Sadly, before I removed the woodchipper, I made a mistake.
There were two files on the woodchipper that I wanted to access. Would have taken 15 minutes to recreate them but in the words of one of my Internet heroes, “Ain’t nobody got time for that.”
Working from the post Win 10 user account, I accessed the cloned woodchipper for those two files. Had trouble accessing them and got a message asking me if I would like to “permanently” access that drive. I didn’t realize at the time what that question meant and so I said, “Yes” I think I actually interrupted the process of permanently accessing it because I saw the files 2 files I needed already, and a lot of others I already had cloned.

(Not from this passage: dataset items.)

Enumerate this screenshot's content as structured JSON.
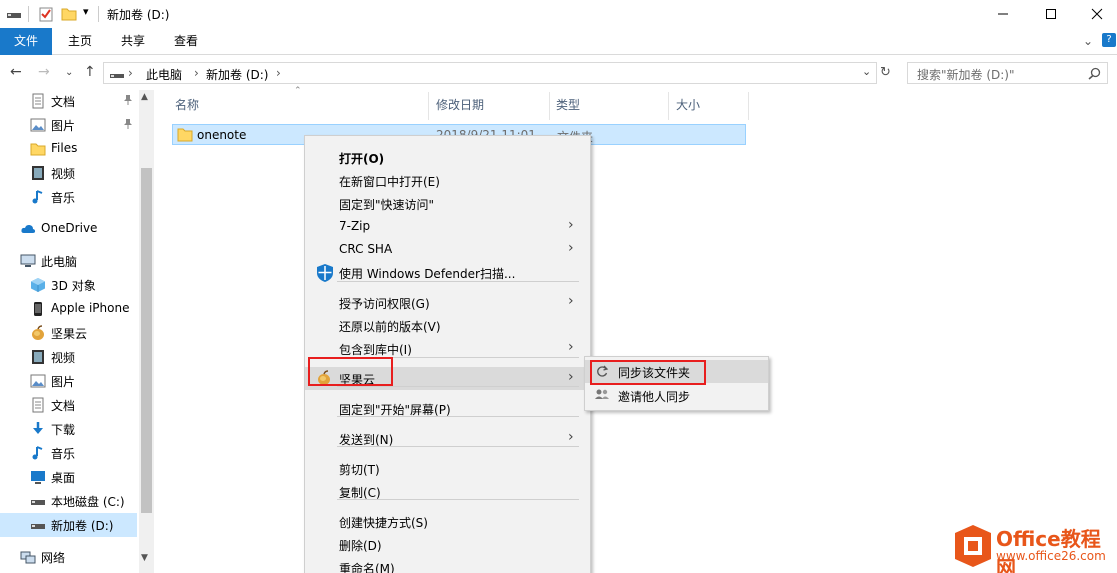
{
  "window": {
    "title": "新加卷 (D:)",
    "controls": [
      "minimize",
      "maximize",
      "close"
    ]
  },
  "ribbon": {
    "tabs": [
      "文件",
      "主页",
      "共享",
      "查看"
    ]
  },
  "address": {
    "crumbs": [
      "此电脑",
      "新加卷 (D:)"
    ],
    "search_placeholder": "搜索\"新加卷 (D:)\""
  },
  "sidebar": {
    "items": [
      {
        "label": "文档",
        "icon": "document-icon",
        "pinned": true
      },
      {
        "label": "图片",
        "icon": "picture-icon",
        "pinned": true
      },
      {
        "label": "Files",
        "icon": "folder-icon"
      },
      {
        "label": "视频",
        "icon": "video-icon"
      },
      {
        "label": "音乐",
        "icon": "music-icon"
      },
      {
        "label": "OneDrive",
        "icon": "cloud-icon"
      },
      {
        "label": "此电脑",
        "icon": "computer-icon"
      },
      {
        "label": "3D 对象",
        "icon": "cube-icon"
      },
      {
        "label": "Apple iPhone",
        "icon": "phone-icon"
      },
      {
        "label": "坚果云",
        "icon": "nut-icon"
      },
      {
        "label": "视频",
        "icon": "video-icon"
      },
      {
        "label": "图片",
        "icon": "picture-icon"
      },
      {
        "label": "文档",
        "icon": "document-icon"
      },
      {
        "label": "下载",
        "icon": "download-icon"
      },
      {
        "label": "音乐",
        "icon": "music-icon"
      },
      {
        "label": "桌面",
        "icon": "desktop-icon"
      },
      {
        "label": "本地磁盘 (C:)",
        "icon": "drive-icon"
      },
      {
        "label": "新加卷 (D:)",
        "icon": "drive-icon",
        "selected": true
      },
      {
        "label": "网络",
        "icon": "network-icon"
      }
    ]
  },
  "content": {
    "columns": [
      "名称",
      "修改日期",
      "类型",
      "大小"
    ],
    "files": [
      {
        "name": "onenote",
        "date": "2018/9/21 11:01",
        "type": "文件夹"
      }
    ]
  },
  "context_menu": {
    "items": [
      {
        "label": "打开(O)",
        "bold": true
      },
      {
        "label": "在新窗口中打开(E)"
      },
      {
        "label": "固定到\"快速访问\""
      },
      {
        "label": "7-Zip",
        "submenu": true
      },
      {
        "label": "CRC SHA",
        "submenu": true
      },
      {
        "label": "使用 Windows Defender扫描...",
        "icon": "shield-icon"
      },
      {
        "label": "授予访问权限(G)",
        "submenu": true
      },
      {
        "label": "还原以前的版本(V)"
      },
      {
        "label": "包含到库中(I)",
        "submenu": true
      },
      {
        "label": "坚果云",
        "submenu": true,
        "icon": "nut-icon",
        "highlighted": true
      },
      {
        "label": "固定到\"开始\"屏幕(P)"
      },
      {
        "label": "发送到(N)",
        "submenu": true
      },
      {
        "label": "剪切(T)"
      },
      {
        "label": "复制(C)"
      },
      {
        "label": "创建快捷方式(S)"
      },
      {
        "label": "删除(D)"
      },
      {
        "label": "重命名(M)"
      }
    ]
  },
  "submenu": {
    "items": [
      {
        "label": "同步该文件夹",
        "icon": "sync-icon"
      },
      {
        "label": "邀请他人同步",
        "icon": "people-icon"
      }
    ]
  },
  "watermark": {
    "brand": "Office教程网",
    "url": "www.office26.com"
  },
  "colors": {
    "accent": "#1979ca",
    "selection": "#cce8ff",
    "highlight_box": "#e81e1e",
    "watermark": "#e8561a"
  }
}
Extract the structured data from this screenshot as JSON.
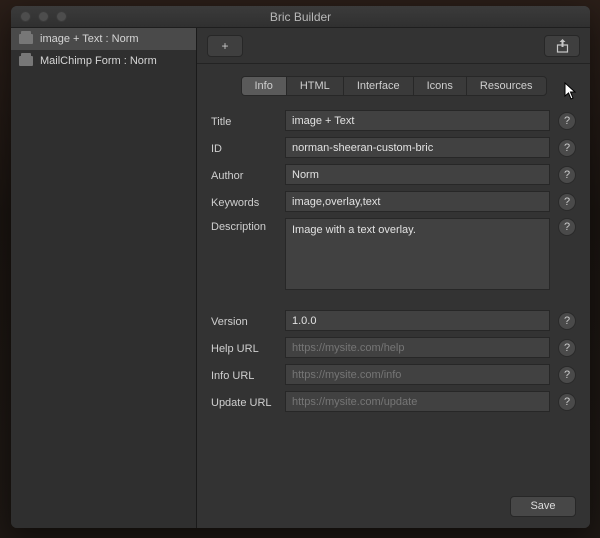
{
  "window": {
    "title": "Bric Builder"
  },
  "sidebar": {
    "items": [
      {
        "label": "image + Text : Norm",
        "selected": true
      },
      {
        "label": "MailChimp Form : Norm",
        "selected": false
      }
    ]
  },
  "toolbar": {
    "add_label": "+",
    "share_label": "Share"
  },
  "tabs": {
    "items": [
      {
        "label": "Info",
        "active": true
      },
      {
        "label": "HTML",
        "active": false
      },
      {
        "label": "Interface",
        "active": false
      },
      {
        "label": "Icons",
        "active": false
      },
      {
        "label": "Resources",
        "active": false
      }
    ]
  },
  "form": {
    "rows": [
      {
        "label": "Title",
        "value": "image + Text",
        "placeholder": ""
      },
      {
        "label": "ID",
        "value": "norman-sheeran-custom-bric",
        "placeholder": ""
      },
      {
        "label": "Author",
        "value": "Norm",
        "placeholder": ""
      },
      {
        "label": "Keywords",
        "value": "image,overlay,text",
        "placeholder": ""
      },
      {
        "label": "Description",
        "value": "Image with a text overlay.",
        "placeholder": "",
        "type": "textarea"
      },
      {
        "gap": true
      },
      {
        "label": "Version",
        "value": "1.0.0",
        "placeholder": ""
      },
      {
        "label": "Help URL",
        "value": "",
        "placeholder": "https://mysite.com/help"
      },
      {
        "label": "Info URL",
        "value": "",
        "placeholder": "https://mysite.com/info"
      },
      {
        "label": "Update URL",
        "value": "",
        "placeholder": "https://mysite.com/update"
      }
    ],
    "help_tooltip": "?"
  },
  "footer": {
    "save_label": "Save"
  }
}
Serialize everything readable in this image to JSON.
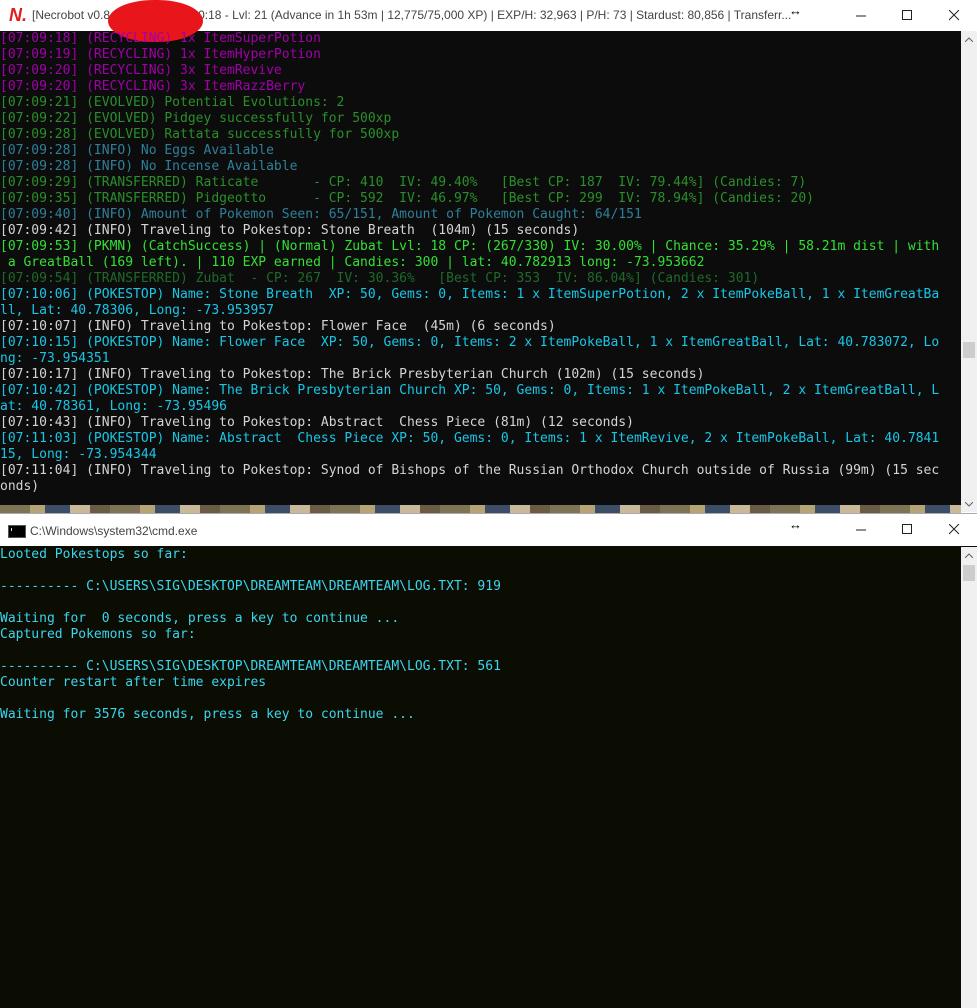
{
  "necrobot": {
    "title": "[Necrobot v0.8…  ntime 00.07:40:18 - Lvl: 21 (Advance in 1h 53m | 12,775/75,000 XP) | EXP/H: 32,963 | P/H: 73 | Stardust: 80,856 | Transferr...",
    "icon": "necrobot-logo-icon",
    "lines": [
      {
        "text": "[07:09:18] (RECYCLING) 1x ItemSuperPotion",
        "kind": "recycle"
      },
      {
        "text": "[07:09:19] (RECYCLING) 1x ItemHyperPotion",
        "kind": "recycle"
      },
      {
        "text": "[07:09:20] (RECYCLING) 3x ItemRevive",
        "kind": "recycle"
      },
      {
        "text": "[07:09:20] (RECYCLING) 3x ItemRazzBerry",
        "kind": "recycle"
      },
      {
        "text": "[07:09:21] (EVOLVED) Potential Evolutions: 2",
        "kind": "evolve"
      },
      {
        "text": "[07:09:22] (EVOLVED) Pidgey successfully for 500xp",
        "kind": "evolve"
      },
      {
        "text": "[07:09:28] (EVOLVED) Rattata successfully for 500xp",
        "kind": "evolve"
      },
      {
        "text": "[07:09:28] (INFO) No Eggs Available",
        "kind": "info1"
      },
      {
        "text": "[07:09:28] (INFO) No Incense Available",
        "kind": "info1"
      },
      {
        "text": "[07:09:29] (TRANSFERRED) Raticate       - CP: 410  IV: 49.40%   [Best CP: 187  IV: 79.44%] (Candies: 7)",
        "kind": "transfer"
      },
      {
        "text": "[07:09:35] (TRANSFERRED) Pidgeotto      - CP: 592  IV: 46.97%   [Best CP: 299  IV: 78.94%] (Candies: 20)",
        "kind": "transfer"
      },
      {
        "text": "[07:09:40] (INFO) Amount of Pokemon Seen: 65/151, Amount of Pokemon Caught: 64/151",
        "kind": "info1"
      },
      {
        "text": "[07:09:42] (INFO) Traveling to Pokestop: Stone Breath  (104m) (15 seconds)",
        "kind": "white"
      },
      {
        "text": "[07:09:53] (PKMN) (CatchSuccess) | (Normal) Zubat Lvl: 18 CP: (267/330) IV: 30.00% | Chance: 35.29% | 58.21m dist | with",
        "kind": "pkmn"
      },
      {
        "text": " a GreatBall (169 left). | 110 EXP earned | Candies: 300 | lat: 40.782913 long: -73.953662",
        "kind": "pkmn"
      },
      {
        "text": "[07:09:54] (TRANSFERRED) Zubat  - CP: 267  IV: 30.36%   [Best CP: 353  IV: 86.04%] (Candies: 301)",
        "kind": "dim"
      },
      {
        "text": "[07:10:06] (POKESTOP) Name: Stone Breath  XP: 50, Gems: 0, Items: 1 x ItemSuperPotion, 2 x ItemPokeBall, 1 x ItemGreatBa",
        "kind": "poke"
      },
      {
        "text": "ll, Lat: 40.78306, Long: -73.953957",
        "kind": "poke"
      },
      {
        "text": "[07:10:07] (INFO) Traveling to Pokestop: Flower Face  (45m) (6 seconds)",
        "kind": "white"
      },
      {
        "text": "[07:10:15] (POKESTOP) Name: Flower Face  XP: 50, Gems: 0, Items: 2 x ItemPokeBall, 1 x ItemGreatBall, Lat: 40.783072, Lo",
        "kind": "poke"
      },
      {
        "text": "ng: -73.954351",
        "kind": "poke"
      },
      {
        "text": "[07:10:17] (INFO) Traveling to Pokestop: The Brick Presbyterian Church (102m) (15 seconds)",
        "kind": "white"
      },
      {
        "text": "[07:10:42] (POKESTOP) Name: The Brick Presbyterian Church XP: 50, Gems: 0, Items: 1 x ItemPokeBall, 2 x ItemGreatBall, L",
        "kind": "poke"
      },
      {
        "text": "at: 40.78361, Long: -73.95496",
        "kind": "poke"
      },
      {
        "text": "[07:10:43] (INFO) Traveling to Pokestop: Abstract  Chess Piece (81m) (12 seconds)",
        "kind": "white"
      },
      {
        "text": "[07:11:03] (POKESTOP) Name: Abstract  Chess Piece XP: 50, Gems: 0, Items: 1 x ItemRevive, 2 x ItemPokeBall, Lat: 40.7841",
        "kind": "poke"
      },
      {
        "text": "15, Long: -73.954344",
        "kind": "poke"
      },
      {
        "text": "[07:11:04] (INFO) Traveling to Pokestop: Synod of Bishops of the Russian Orthodox Church outside of Russia (99m) (15 sec",
        "kind": "white"
      },
      {
        "text": "onds)",
        "kind": "white"
      }
    ]
  },
  "cmd": {
    "title": "C:\\Windows\\system32\\cmd.exe",
    "icon": "cmd-icon",
    "lines": [
      "Looted Pokestops so far:",
      "",
      "---------- C:\\USERS\\SIG\\DESKTOP\\DREAMTEAM\\DREAMTEAM\\LOG.TXT: 919",
      "",
      "Waiting for  0 seconds, press a key to continue ...",
      "Captured Pokemons so far:",
      "",
      "---------- C:\\USERS\\SIG\\DESKTOP\\DREAMTEAM\\DREAMTEAM\\LOG.TXT: 561",
      "Counter restart after time expires",
      "",
      "Waiting for 3576 seconds, press a key to continue ..."
    ]
  },
  "window_controls": [
    "minimize",
    "maximize",
    "close"
  ],
  "colors": {
    "recycle": "#a000a8",
    "evolve": "#2a8f2a",
    "info": "#2f7f9a",
    "pkmn": "#33e033",
    "pokestop": "#19c6e6",
    "plain": "#d4d4d4",
    "cmd_text": "#3ad5f0"
  }
}
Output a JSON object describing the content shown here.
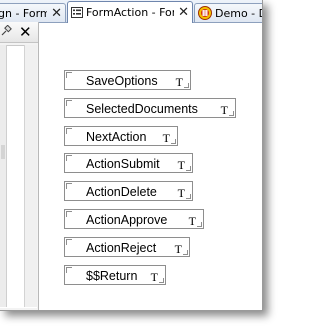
{
  "tabs": [
    {
      "label": "gn - Forms",
      "close": "✕",
      "active": false,
      "icon": "none"
    },
    {
      "label": "FormAction - Form",
      "close": "✕",
      "active": true,
      "icon": "form-icon"
    },
    {
      "label": "Demo - D",
      "close": "",
      "active": false,
      "icon": "demo-app-icon"
    }
  ],
  "left_panel": {
    "pin_icon": "pin-icon",
    "close_label": "✕"
  },
  "fields": [
    {
      "name": "SaveOptions",
      "type": "T"
    },
    {
      "name": "SelectedDocuments",
      "type": "T"
    },
    {
      "name": "NextAction",
      "type": "T"
    },
    {
      "name": "ActionSubmit",
      "type": "T"
    },
    {
      "name": "ActionDelete",
      "type": "T"
    },
    {
      "name": "ActionApprove",
      "type": "T"
    },
    {
      "name": "ActionReject",
      "type": "T"
    },
    {
      "name": "$$Return",
      "type": "T"
    }
  ]
}
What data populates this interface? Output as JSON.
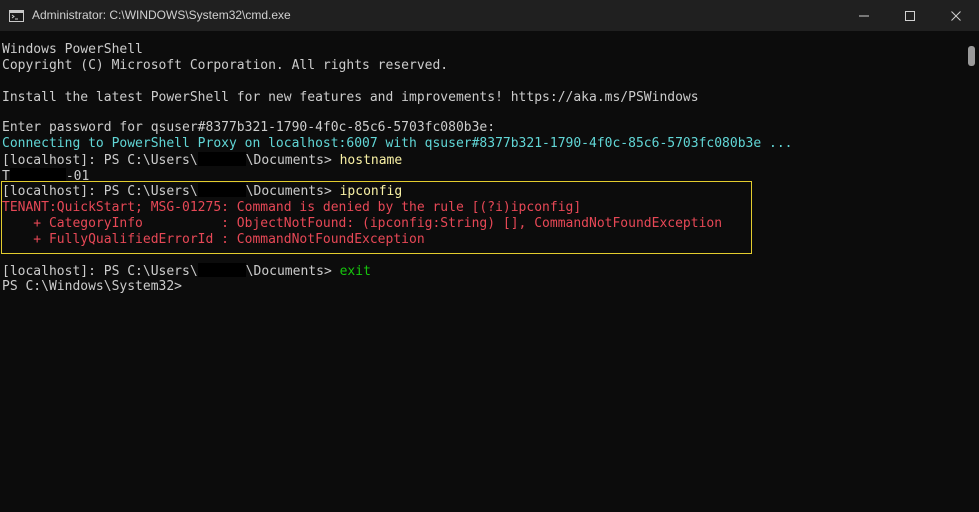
{
  "window": {
    "title": "Administrator: C:\\WINDOWS\\System32\\cmd.exe",
    "icons": {
      "app": "cmd-app-icon",
      "minimize": "minimize-icon",
      "maximize": "maximize-icon",
      "close": "close-icon"
    }
  },
  "console": {
    "lines": [
      "Windows PowerShell",
      "Copyright (C) Microsoft Corporation. All rights reserved.",
      "",
      "Install the latest PowerShell for new features and improvements! https://aka.ms/PSWindows",
      "",
      "Enter password for qsuser#8377b321-1790-4f0c-85c6-5703fc080b3e:",
      "Connecting to PowerShell Proxy on localhost:6007 with qsuser#8377b321-1790-4f0c-85c6-5703fc080b3e ...",
      "",
      "",
      "",
      "",
      "    + CategoryInfo          : ObjectNotFound: (ipconfig:String) [], CommandNotFoundException",
      "    + FullyQualifiedErrorId : CommandNotFoundException",
      "",
      "",
      "PS C:\\Windows\\System32>"
    ],
    "prompt_prefix": "[localhost]: PS C:\\Users\\",
    "prompt_suffix": "\\Documents> ",
    "cmd_hostname": "hostname",
    "hostname_prefix": "T",
    "hostname_suffix": "-01",
    "cmd_ipconfig": "ipconfig",
    "error_line": "TENANT:QuickStart; MSG-01275: Command is denied by the rule [(?i)ipconfig]",
    "cmd_exit": "exit"
  },
  "colors": {
    "background": "#0c0c0c",
    "titlebar": "#202020",
    "text": "#cccccc",
    "command": "#f9f1a5",
    "info": "#61d6d6",
    "error": "#e74856",
    "exit_command": "#16c60c",
    "highlight_border": "#e3cd2e"
  }
}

I copied those 2 files from the woodchipper. I apparently now boot off of the newer drive and access userflies and programs stored on the wood chipper whether I want to or not. Attempting to access the “documents” folder on the new drive doesn’t work, but I can access the documents folder on the wood chipper. Can’t replace the new drive’s documents folder (which displays as empty) with the woodchipper’s documents folder.
If I try using Macrium to copy the documents folder to the woodchipper, it’s likely it will be incomplete and I probably will likely fail to capture complete content from the woodchipper because I interrupted the process of “permanently accessing” it. It appears my installation is divided over 2 drives, one of which is failing, and sometimes still booting off the woodchipper.
I was hoping to keep my legacy programs but chances seem to be dimming. My only hope of doing so looks like I’d need to get a 3rd drive and backup to that, but is that possible when I’m booting off of new drive and the old drive has the userfiles. Not really sure, now that I think about it, where the OS is finding program files to run.
If I haven’t anesthetized you yet - any suggestions to get everything onto good drive? What would happen if I physically removed the wood chipper - could WIn 10 default to the obsolete documents folder or would that make things worse?
Time to take it to the shop? Hoped to avoid the hassle, can work on a laptop that I upgraded at the same time, but that was a clean install and I haven’t installed programs/configured it yet.